Jawaher Asa’ad | 24 March 2012
SANA’A: Ibrahim al-Hamdi was Yemen’s third President from 1974 to 1977. Under his rule, Yemen experienced a financial boom, which even overshadowed the 1960s era of prosperity, making him a well-loved figure amongst the population, as he was perceived as a man of reforms whose ambitions were to better Yemen.
Before he was murdered in October 1977, in circumstances which have yet to be determined, since no serious investigation were ever ordered, al-Hamdi planned to end Yemen’s tribal system and Yemen’s medieval social classes by proclaiming all Yemenis as equal.
His death plunged the country into mourning as people felt al-Hamdi was a president of the people for the people.
President al-Hamdi was allegedly killed alongside his brother, Major Abdullah al-Hamdi in murky circumstances, with opponents of his rule accusing him of having conducted improper relationships with French dancers, whom were also found dead at the scene of the crime.
Questions surrounding al-Hamdi’s death came back to the surface with the revolution, with more people looking at exposing the regime’s past crimes.
As it happened, new clues were unveiled, shedding new light onto the events.
According to al-Safeer Press, sources have confirmed that Ibrahim al-Hamdi was currently being held in a Saudi prison, stressing that his death had been a cover-up for his kidnapping and unlawful imprisonment.

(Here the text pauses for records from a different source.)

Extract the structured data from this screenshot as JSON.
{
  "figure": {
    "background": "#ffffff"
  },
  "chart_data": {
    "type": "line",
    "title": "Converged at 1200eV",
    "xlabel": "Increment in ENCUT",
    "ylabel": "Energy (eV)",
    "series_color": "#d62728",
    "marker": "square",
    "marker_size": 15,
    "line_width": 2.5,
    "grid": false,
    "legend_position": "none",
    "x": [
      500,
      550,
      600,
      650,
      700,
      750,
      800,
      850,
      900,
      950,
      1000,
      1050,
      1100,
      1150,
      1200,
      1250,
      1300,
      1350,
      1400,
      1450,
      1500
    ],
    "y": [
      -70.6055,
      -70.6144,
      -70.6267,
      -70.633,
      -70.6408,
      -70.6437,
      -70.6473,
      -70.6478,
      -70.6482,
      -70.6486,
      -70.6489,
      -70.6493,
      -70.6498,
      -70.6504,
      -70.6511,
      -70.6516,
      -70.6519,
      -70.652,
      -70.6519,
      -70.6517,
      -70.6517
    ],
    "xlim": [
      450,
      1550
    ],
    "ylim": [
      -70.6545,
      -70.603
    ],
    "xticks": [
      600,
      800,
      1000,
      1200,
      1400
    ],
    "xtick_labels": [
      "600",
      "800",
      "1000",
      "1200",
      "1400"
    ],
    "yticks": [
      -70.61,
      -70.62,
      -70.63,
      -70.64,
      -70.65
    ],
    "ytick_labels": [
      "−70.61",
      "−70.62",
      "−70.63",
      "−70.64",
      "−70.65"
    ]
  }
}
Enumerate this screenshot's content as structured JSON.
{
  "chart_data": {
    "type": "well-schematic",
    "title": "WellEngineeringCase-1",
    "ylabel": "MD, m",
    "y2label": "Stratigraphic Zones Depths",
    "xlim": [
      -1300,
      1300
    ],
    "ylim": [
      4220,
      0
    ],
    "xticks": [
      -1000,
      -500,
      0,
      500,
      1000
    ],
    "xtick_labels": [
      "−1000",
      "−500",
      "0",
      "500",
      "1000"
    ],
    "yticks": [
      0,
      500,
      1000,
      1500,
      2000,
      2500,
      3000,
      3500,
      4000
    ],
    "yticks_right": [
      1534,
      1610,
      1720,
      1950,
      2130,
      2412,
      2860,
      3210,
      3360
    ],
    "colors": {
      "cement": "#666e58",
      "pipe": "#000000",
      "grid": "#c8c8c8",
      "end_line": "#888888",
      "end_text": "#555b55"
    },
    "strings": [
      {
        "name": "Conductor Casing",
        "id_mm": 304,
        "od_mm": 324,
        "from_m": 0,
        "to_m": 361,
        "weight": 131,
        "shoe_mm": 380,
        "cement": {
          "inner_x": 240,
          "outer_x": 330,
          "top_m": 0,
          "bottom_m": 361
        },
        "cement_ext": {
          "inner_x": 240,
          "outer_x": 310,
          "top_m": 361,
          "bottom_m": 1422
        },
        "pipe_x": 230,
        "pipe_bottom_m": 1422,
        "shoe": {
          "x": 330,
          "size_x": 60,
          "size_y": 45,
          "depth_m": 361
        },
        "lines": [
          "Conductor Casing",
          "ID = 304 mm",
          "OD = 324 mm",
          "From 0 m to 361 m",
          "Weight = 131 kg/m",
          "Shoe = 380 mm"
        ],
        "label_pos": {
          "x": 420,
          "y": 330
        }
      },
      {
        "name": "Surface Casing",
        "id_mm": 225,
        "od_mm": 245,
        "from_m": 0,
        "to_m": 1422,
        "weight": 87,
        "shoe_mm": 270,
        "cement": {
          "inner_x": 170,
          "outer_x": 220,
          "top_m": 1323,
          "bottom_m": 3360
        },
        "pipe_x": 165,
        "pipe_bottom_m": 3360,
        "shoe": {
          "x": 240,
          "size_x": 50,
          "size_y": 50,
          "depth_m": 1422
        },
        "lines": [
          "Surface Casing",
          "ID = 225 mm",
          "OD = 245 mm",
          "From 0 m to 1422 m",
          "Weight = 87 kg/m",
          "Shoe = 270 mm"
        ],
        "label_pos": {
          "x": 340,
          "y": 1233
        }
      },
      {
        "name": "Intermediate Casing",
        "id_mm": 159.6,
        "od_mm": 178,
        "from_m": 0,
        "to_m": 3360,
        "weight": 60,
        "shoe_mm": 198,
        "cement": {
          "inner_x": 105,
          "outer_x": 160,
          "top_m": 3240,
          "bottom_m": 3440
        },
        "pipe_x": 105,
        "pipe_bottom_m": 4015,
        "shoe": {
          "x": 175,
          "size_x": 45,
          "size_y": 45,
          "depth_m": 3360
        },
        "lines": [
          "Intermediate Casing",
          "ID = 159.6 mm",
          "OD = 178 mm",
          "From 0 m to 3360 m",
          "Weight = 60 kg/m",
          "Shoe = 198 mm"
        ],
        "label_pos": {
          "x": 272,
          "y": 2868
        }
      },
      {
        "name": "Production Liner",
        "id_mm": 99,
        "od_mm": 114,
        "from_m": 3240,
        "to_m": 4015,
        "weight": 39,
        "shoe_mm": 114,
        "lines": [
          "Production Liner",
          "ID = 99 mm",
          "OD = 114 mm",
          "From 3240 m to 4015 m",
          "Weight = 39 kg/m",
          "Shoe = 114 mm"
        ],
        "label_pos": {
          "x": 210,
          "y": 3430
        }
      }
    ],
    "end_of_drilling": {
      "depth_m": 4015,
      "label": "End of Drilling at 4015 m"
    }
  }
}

Al-Hamdi had indeed been attacked and shot several times by al-Ghashmy, who later became Yemen’s interim President and by Colonel Saleh al-Hidian, but never succumbed to his injuries, the sources said.
Rather he was banished to the Kingdom of Saudi Arabia.
A private plane belonging to Prince Sultan bin Abdul Aziz, the then Minister of Defense and Head of the Saudi committee in charge of the Yemeni Affairs allegedly airlifted him back to Saudi, never to be heard from again.
Records show that none in Hamdi’s family actually saw his corpse, adding to speculation that the body buried next to that of al-Hamdi’s brother could be Saleh Al Zarnoqi, one of his loyalists.
Al-Safeer Press Agency said it was continuing its investigation.